I have good WiFi and a couple of servers that have Ethernet interfaces. I would like to use e.g. a Raspberry Pi to connect to my existing good WiFi and then provide Ethernet network access with a cheap Ethernet switch. I'd like to avoid NAT, since the other WiFi clients need to be able to see the servers on the Ethernet.
Part of my problem is that I'm not sure what such a setup is called.
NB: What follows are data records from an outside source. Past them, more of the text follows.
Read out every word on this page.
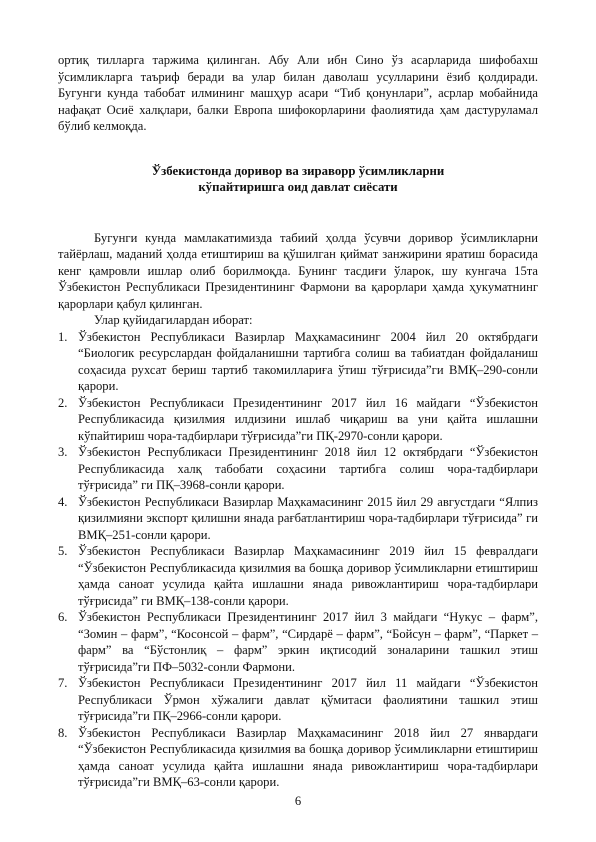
ортиқ тилларга таржима қилинган. Абу Али ибн Сино ўз асарларида шифобахш ўсимликларга таъриф беради ва улар билан даволаш усулларини ёзиб қолдиради. Бугунги кунда табобат илмининг машҳур асари “Тиб қонунлари”, асрлар мобайнида нафақат Осиё халқлари, балки Европа шифокорларини фаолиятида ҳам дастуруламал бўлиб келмоқда.

Ўзбекистонда доривор ва зираворр ўсимликларни
кўпайтиришга оид давлат сиёсати

Бугунги кунда мамлакатимизда табиий ҳолда ўсувчи доривор ўсимликларни тайёрлаш, маданий ҳолда етиштириш ва қўшилган қиймат занжирини яратиш борасида кенг қамровли ишлар олиб борилмоқда. Бунинг тасдиғи ўларок, шу кунгача 15та Ўзбекистон Республикаси Президентининг Фармони ва қарорлари ҳамда ҳукуматнинг қарорлари қабул қилинган.

Улар қуйидагилардан иборат:

1. Ўзбекистон Республикаси Вазирлар Маҳкамасининг 2004 йил 20 октябрдаги “Биологик ресурслардан фойдаланишни тартибга солиш ва табиатдан фойдаланиш соҳасида рухсат бериш тартиб такомиллариға ўтиш тўғрисида”ги ВМҚ–290-сонли қарори.
2. Ўзбекистон Республикаси Президентининг 2017 йил 16 майдаги “Ўзбекистон Республикасида қизилмия илдизини ишлаб чиқариш ва уни қайта ишлашни кўпайтириш чора-тадбирлари тўғрисида”ги ПҚ-2970-сонли қарори.
3. Ўзбекистон Республикаси Президентининг 2018 йил 12 октябрдаги “Ўзбекистон Республикасида халқ табобати соҳасини тартибга солиш чора-тадбирлари тўғрисида” ги ПҚ–3968-сонли қарори.
4. Ўзбекистон Республикаси Вазирлар Маҳкамасининг 2015 йил 29 августдаги “Ялпиз қизилмияни экспорт қилишни янада рағбатлантириш чора-тадбирлари тўғрисида” ги ВМҚ–251-сонли қарори.
5. Ўзбекистон Республикаси Вазирлар Маҳкамасининг 2019 йил 15 февралдаги “Ўзбекистон Республикасида қизилмия ва бошқа доривор ўсимликларни етиштириш ҳамда саноат усулида қайта ишлашни янада ривожлантириш чора-тадбирлари тўғрисида” ги ВМҚ–138-сонли қарори.
6. Ўзбекистон Республикаси Президентининг 2017 йил 3 майдаги “Нукус – фарм”, “Зомин – фарм”, “Косонсой – фарм”, “Сирдарё – фарм”, “Бойсун – фарм”, “Паркет – фарм” ва “Бўстонлиқ – фарм” эркин иқтисодий зоналарини ташкил этиш тўғрисида”ги ПФ–5032-сонли Фармони.
7. Ўзбекистон Республикаси Президентининг 2017 йил 11 майдаги “Ўзбекистон Республикаси Ўрмон хўжалиги давлат қўмитаси фаолиятини ташкил этиш тўғрисида”ги ПҚ–2966-сонли қарори.
8. Ўзбекистон Республикаси Вазирлар Маҳкамасининг 2018 йил 27 январдаги “Ўзбекистон Республикасида қизилмия ва бошқа доривор ўсимликларни етиштириш ҳамда саноат усулида қайта ишлашни янада ривожлантириш чора-тадбирлари тўғрисида”ги ВМҚ–63-сонли қарори.
6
Is this a WiFi-Ethernet-bridge?
I've bought a D-Link DAP-1620 "Wifi Extender" and it works most of the time, but it looses connectivity every 48 hours or so and requires a power-cycle... = Garbage.
But other than that, it does excactly what I need.
So I thought: How about using a Raspberry Pi?
I thought "Lets just setup a bridge between wlan0 and eth0", but it is not as simple as that, as pointed out in:
https://wiki.debian.org/BridgeNetworkConnections#Bridging_with_a_wireless_NIC
That section goes on to document how to use ebtables and requires knowledge of every Ethernet host's IP and MAC addresses.
But is there a solution using e.g. a Raspberry Pi so that the WiFi-to-Ethernet bridge is completely transparent to the Ethernet hosts, so DHCP and every other protocol under the sun will work? Apart from needing periodic reboots (AARRRRRHHHH), the D-Link does it perfectly...
Similar posts:
- How do I configure a network interface bridge from WiFi to Ethernet with Debian? - Unix & Linux Stack Exchange - solution uses a straight up bridge which doesn't work as described in the debian wiki link above and there is a NAT solution.
- networking - How can I most simply transparently bridge traffic between wlan0 and eth0? - Unix & Linux Stack Exchange - with a NAT solution.